« Construire une communauté de destin »

Pour Gérard Claisse, vice-président de la communauté urbaine du Grand Lyon,
en charge de la participation citoyenne,
il est nécessaire de restaurer
le débat public
à l’échelle de l’agglomération.

Marc Endeweld  • 28 février 2008 abonné·es


Les débats autour du « Grand Paris » le soulignent, la question du gouvernement des agglomérations est aujourd’hui primordiale, comment travaillez-vous au Grand Lyon~?

Effectivement, le développement territorial se joue désormais au niveau des aires urbaines. C’est pourquoi le processus qui a initié le développement des intercommunalités est irréversible. Quand la communauté urbaine de Lyon a été créée en 1969, elle était alors considérée comme une « communauté de moyens ». Au milieu des années 1970, elle s’est transformée en une « communauté de projets » permettant de fixer les grandes lignes stratégiques en matière de déplacements, d’urbanisme, d’habitat, de développement économique…

Aujourd’hui, devant les enjeux métropolitains, nous essayons de construire une « communauté de destin », de créer un sentiment d’appartenance à l’échelle de l’agglomération. Car l’intercommunalité présente bien un risque de régression démocratique. Alors que nous actionnons un grand nombre de politiques publiques qui concernent directement la vie quotidienne des gens, nous n’avons pas à rendre compte directement des choix que nous faisons. Il est urgent de mettre en place le suffrage universel des conseillers communautaires. Le plus tôt sera le mieux. Car seul le suffrage universel permettra de réinjecter de la politique.

Mais en l’absence du suffrage universel, comment tentez-vous de rapprocher les citoyens des décisions communautaires~?

L’absence de représentation politique issue directement des urnes rend encore plus indispensable la nécessité de travailler sur les deux autres piliers de la démocratie~: la participation citoyenne et la délibération publique. Car délibérer, c’est restaurer le débat public, c’est faire en sorte que les différents intérêts puissent s’exprimer, se confronter, et qu’émergent différentes représentations de l’intérêt général. C’est tout un changement de culture qu’il est nécessaire d’accompagner, tant au niveau des élus qu’au niveau des fonctionnaires, et, bien sûr, au niveau des acteurs locaux… Avant, la communauté urbaine s’adressait à ses 55 « clients », c’est-à-dire aux 55 maires qui en faisaient partie et aux usagers. La communauté urbaine fabriquait alors du contribuable-usager, pas du citoyen.

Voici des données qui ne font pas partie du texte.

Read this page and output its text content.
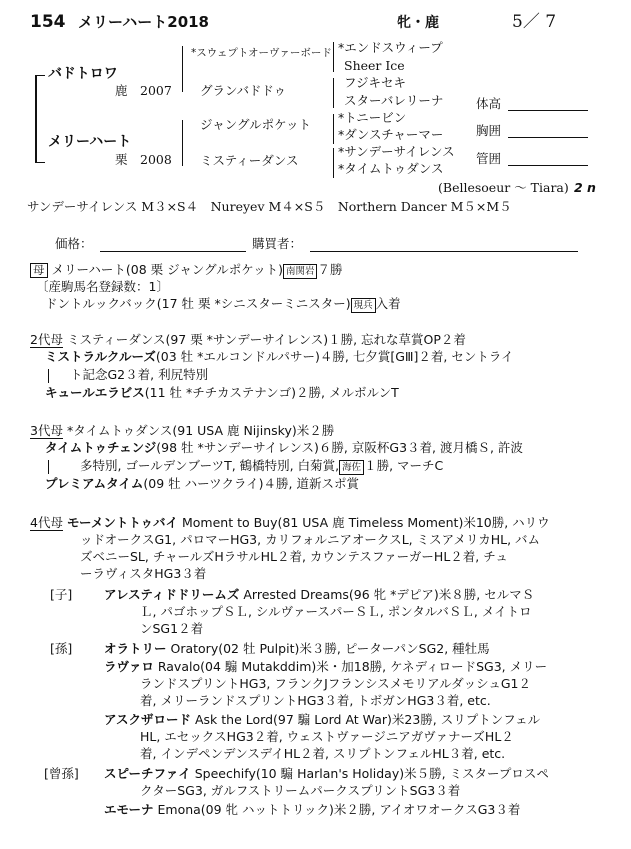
154 メリーハート2018	牝・鹿	5／ 7
バドトロワ
鹿　2007
メリーハート
栗　2008
*スウェプトオーヴァーボード
グランバドドゥ
ジャングルポケット
ミスティーダンス
*エンドスウィープ
Sheer Ice
フジキセキ
スターバレリーナ
*トニービン
*ダンスチャーマー
*サンデーサイレンス
*タイムトゥダンス
(Bellesoeur ～ Tiara) 2 n
体高
胸囲
管囲
サンデーサイレンス M３×S４　Nureyev M４×S５　Northern Dancer M５×M５
価格：	購買者：
母 メリーハート(08 栗 ジャングルポケット) 南関岩 ７勝
〔産駒馬名登録数：1〕
ドントルックバック(17 牡 栗 *シニスターミニスター) 現兵 入着
2代母 ミスティーダンス(97 栗 *サンデーサイレンス)１勝, 忘れな草賞OP２着
ミストラルクルーズ(03 牡 *エルコンドルパサー)４勝, 七夕賞[GⅢ]２着, セントライ
ト記念G2３着, 利尻特別
キュールエラビス(11 牡 *チチカステナンゴ)２勝, メルボルンT
3代母 *タイムトゥダンス(91 USA 鹿 Nijinsky)米２勝
タイムトゥチェンジ(98 牡 *サンデーサイレンス)６勝, 京阪杯G3３着, 渡月橋Ｓ, 許波
多特別, ゴールデンブーツT, 鶴橋特別, 白菊賞, 海佐 １勝, マーチC
プレミアムタイム(09 牡 ハーツクライ)４勝, 道新スポ賞
4代母 モーメントトゥバイ Moment to Buy(81 USA 鹿 Timeless Moment)米10勝, ハリウ
ッドオークスG1, パロマーHG3, カリフォルニアオークスL, ミスアメリカHL, バム
ズベニーSL, チャールズHラサルHL２着, カウンテスファーガーHL２着, チュ
ーラヴィスタHG3３着
[子]	アレスティドドリームズ Arrested Dreams(96 牝 *デピア)米８勝, セルマＳ
Ｌ, パゴホップＳＬ, シルヴァースパーＳＬ, ポンタルバＳＬ, メイトロ
ンSG1２着
[孫]	オラトリー Oratory(02 牡 Pulpit)米３勝, ピーターパンSG2, 種牡馬
ラヴァロ Ravalo(04 騸 Mutakddim)米・加18勝, ケネディロードSG3, メリー
ランドスプリントHG3, フランクJフランシスメモリアルダッシュG1２
着, メリーランドスプリントHG3３着, トボガンHG3３着, etc.
アスクザロード Ask the Lord(97 騸 Lord At War)米23勝, スリプトンフェル
HL, エセックスHG3２着, ウェストヴァージニアガヴァナーズHL２
着, インデペンデンスデイHL２着, スリプトンフェルHL３着, etc.
[曾孫] スピーチファイ Speechify(10 騸 Harlan's Holiday)米５勝, ミスタープロスペ
クターSG3, ガルフストリームパークスプリントSG3３着
エモーナ Emona(09 牝 ハットトリック)米２勝, アイオワオークスG3３着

Or, il est nécessaire désormais de fabriquer de la citoyenneté à l’échelle de l’agglomération, c’est-à-dire de s’adresser à 1,2 millions d’habitants. En 2001, à travers le conseil de développement et une charte de la participation, nous avons mis l’accent sur la concertation avec les habitants, et pas uniquement sur l’information, pourtant cruciale, ou la simple consultation. Bref, il s’agissait de construire une offre de participation, de faire en sorte que la concertation devienne un volet à part entière de la conduite de l’action publique. Et, aujourd’hui, en s’organisant à l’échelle de l’agglomération, de nombreuses associations sont devenues nos interlocuttrices. Bien sûr, tout n’est pas parfait. Mais sur certains grands projets, comme l’aménagement des Berges ou Lyon Confluence, nous avons organisé jusqu’à 30 ateliers de concertation~! Les élus se retrouvaient alors en position d’écoute, et on accompagnait les habitants pour passer de l’expression d’une opinion à un jugement informé. Nos projets se sont enrichis de cette mise en débat et de l’expertise d’usage des habitants.